Directionality controls for malicious code

Thu Dec 2 09:19:12 CST 2021

On 2 December 2021 at 09:24:23, Eli Zaretskii via Unicode (unicode at corp.unicode.org) wrote:

> Blindly showing these controls wherever they are should not happen,
> either, because most of their uses are not malicious. The tests must
> be smarter than just looking at the codepoint, they should also look
> at the surrounding text and examine the effect of those directional
> controls on that text.

I agree with Eli and I think programming language specifications should say something about it.

We need a formal criterion that allows to check that a given span of characters in logical order does not visually overflow those characters that preceed or succeed them.

This check can then be applied on the content of the various syntactic constructs of your language (e.g. string literals, comments, etc.) and you report a syntax error if there's a visual overflow. This makes sure no text is allowed to visually escape the boundaries it's supposed to be confined to.
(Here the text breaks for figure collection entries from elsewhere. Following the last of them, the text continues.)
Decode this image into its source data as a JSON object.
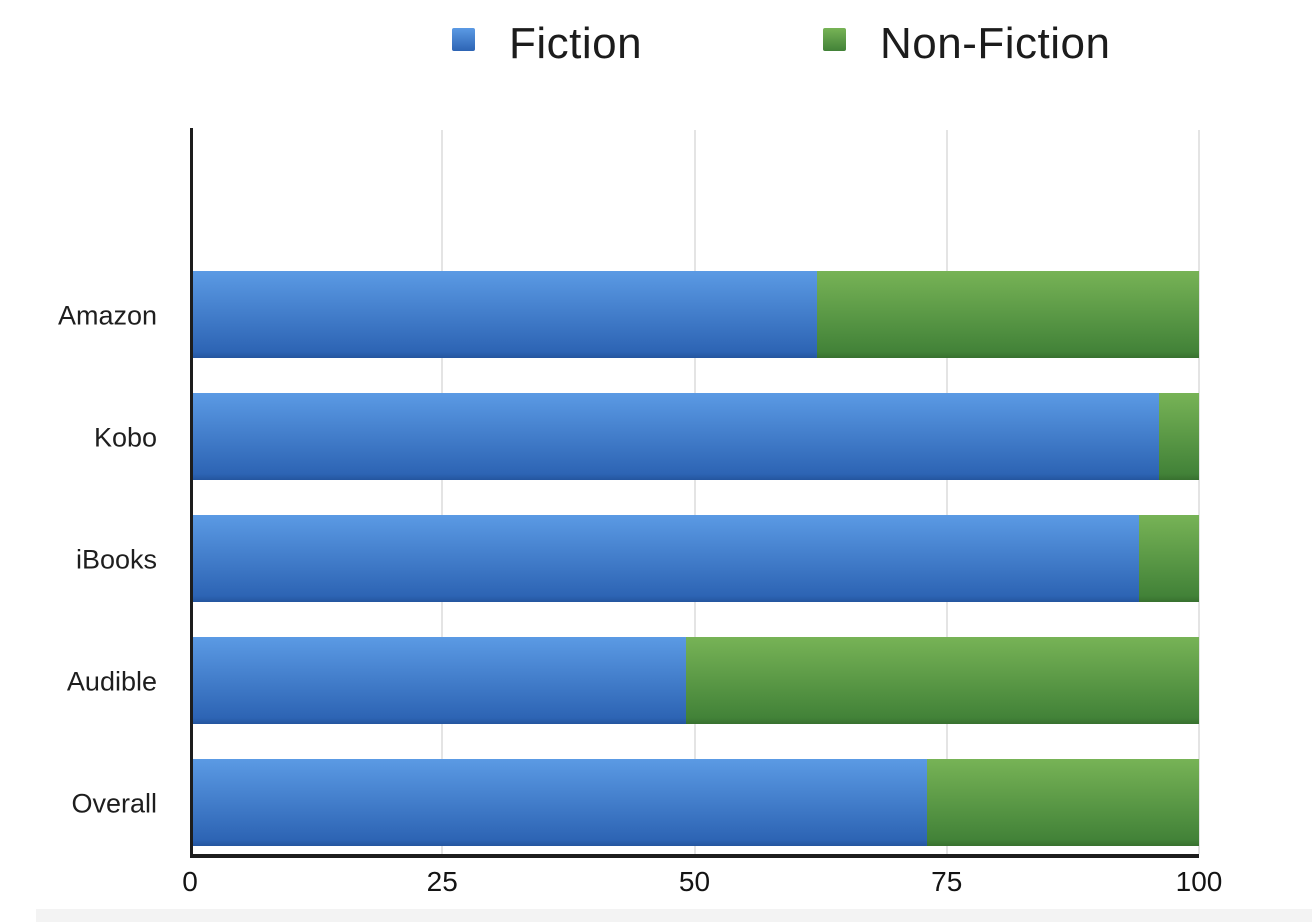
{
  "chart_data": {
    "type": "bar",
    "orientation": "horizontal",
    "stacked": true,
    "title": "",
    "xlabel": "",
    "ylabel": "",
    "categories": [
      "Amazon",
      "Kobo",
      "iBooks",
      "Audible",
      "Overall"
    ],
    "series": [
      {
        "name": "Fiction",
        "values": [
          62,
          96,
          94,
          49,
          73
        ],
        "color_top": "#5b9ae4",
        "color_bottom": "#2d64b4",
        "color_edge": "#24559e"
      },
      {
        "name": "Non-Fiction",
        "values": [
          38,
          4,
          6,
          51,
          27
        ],
        "color_top": "#77b356",
        "color_bottom": "#428238",
        "color_edge": "#38702f"
      }
    ],
    "xlim": [
      0,
      100
    ],
    "x_ticks": [
      0,
      25,
      50,
      75,
      100
    ],
    "grid": true,
    "legend_position": "top"
  },
  "style": {
    "axis_color": "#1d1d1d",
    "gridline_color": "#e4e4e4",
    "text_color": "#1e1e1e",
    "background": "#ffffff"
  }
}
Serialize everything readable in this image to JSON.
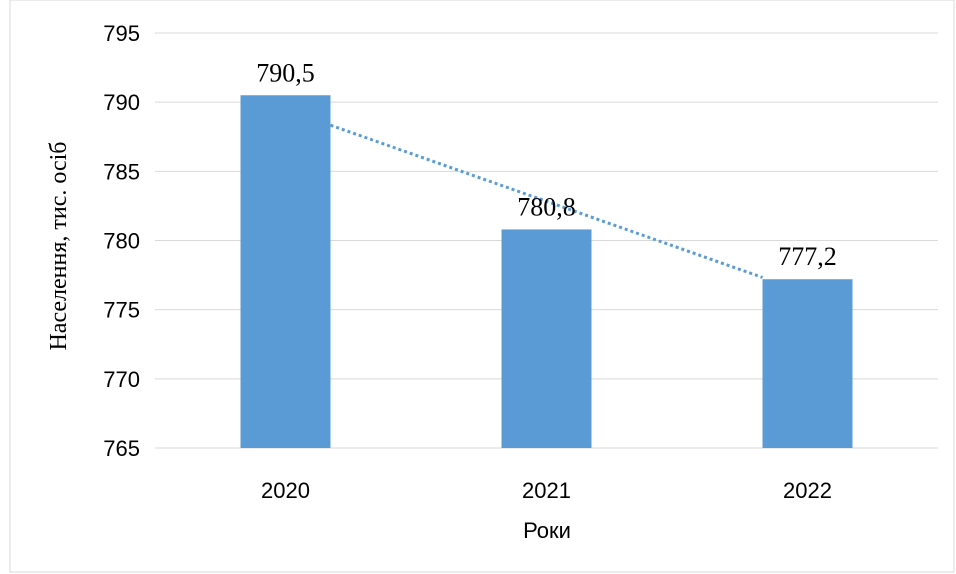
{
  "chart_data": {
    "type": "bar",
    "title": "",
    "categories": [
      "2020",
      "2021",
      "2022"
    ],
    "values": [
      790.5,
      780.8,
      777.2
    ],
    "data_labels": [
      "790,5",
      "780,8",
      "777,2"
    ],
    "xlabel": "Роки",
    "ylabel": "Населення, тис. осіб",
    "ylim": [
      765,
      795
    ],
    "yticks": [
      "765",
      "770",
      "775",
      "780",
      "785",
      "790",
      "795"
    ],
    "grid": true,
    "legend": "none",
    "trendline": {
      "type": "linear",
      "style": "dotted"
    },
    "colors": {
      "bar": "#5b9bd5",
      "trendline": "#5b9bd5",
      "grid": "#d9d9d9",
      "frame": "#d9d9d9"
    }
  }
}
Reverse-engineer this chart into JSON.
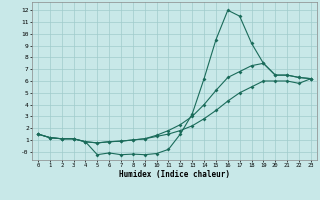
{
  "xlabel": "Humidex (Indice chaleur)",
  "bg_color": "#c8e8e8",
  "grid_color": "#a0cccc",
  "line_color": "#1a6b5a",
  "x_hours": [
    0,
    1,
    2,
    3,
    4,
    5,
    6,
    7,
    8,
    9,
    10,
    11,
    12,
    13,
    14,
    15,
    16,
    17,
    18,
    19,
    20,
    21,
    22,
    23
  ],
  "line1": [
    1.5,
    1.2,
    1.1,
    1.1,
    0.85,
    -0.25,
    -0.1,
    -0.25,
    -0.2,
    -0.25,
    -0.15,
    0.2,
    1.5,
    3.2,
    6.2,
    9.5,
    12.0,
    11.5,
    9.2,
    7.5,
    6.5,
    6.5,
    6.3,
    6.2
  ],
  "line2": [
    1.5,
    1.2,
    1.1,
    1.1,
    0.85,
    0.75,
    0.85,
    0.9,
    1.0,
    1.1,
    1.4,
    1.8,
    2.3,
    3.0,
    4.0,
    5.2,
    6.3,
    6.8,
    7.3,
    7.5,
    6.5,
    6.5,
    6.3,
    6.2
  ],
  "line3": [
    1.5,
    1.2,
    1.1,
    1.1,
    0.85,
    0.75,
    0.85,
    0.9,
    1.0,
    1.1,
    1.3,
    1.5,
    1.8,
    2.2,
    2.8,
    3.5,
    4.3,
    5.0,
    5.5,
    6.0,
    6.0,
    6.0,
    5.8,
    6.2
  ],
  "xlim": [
    -0.5,
    23.5
  ],
  "ylim": [
    -0.7,
    12.7
  ],
  "yticks": [
    0,
    1,
    2,
    3,
    4,
    5,
    6,
    7,
    8,
    9,
    10,
    11,
    12
  ],
  "ytick_labels": [
    "-0",
    "1",
    "2",
    "3",
    "4",
    "5",
    "6",
    "7",
    "8",
    "9",
    "10",
    "11",
    "12"
  ],
  "xticks": [
    0,
    1,
    2,
    3,
    4,
    5,
    6,
    7,
    8,
    9,
    10,
    11,
    12,
    13,
    14,
    15,
    16,
    17,
    18,
    19,
    20,
    21,
    22,
    23
  ],
  "figwidth": 3.2,
  "figheight": 2.0,
  "dpi": 100
}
I'm not familiar enough with the bidi algorithm but for example it seems that unbounded RLO or RLI in a span should be forbidden unless they are properly balanced with a matching PDI or PDF (if you happen to need that imbalance for your program in your string literals just use your Unicode character escape notation). But I'm sure the problem is much more complex than that and I'd be curious if people in the know of the algorithm have an idea on how to go about it. 

There's also likely quite a few other security contexts where such a check could be useful (e.g. untrusted user input).

Best, 

Daniel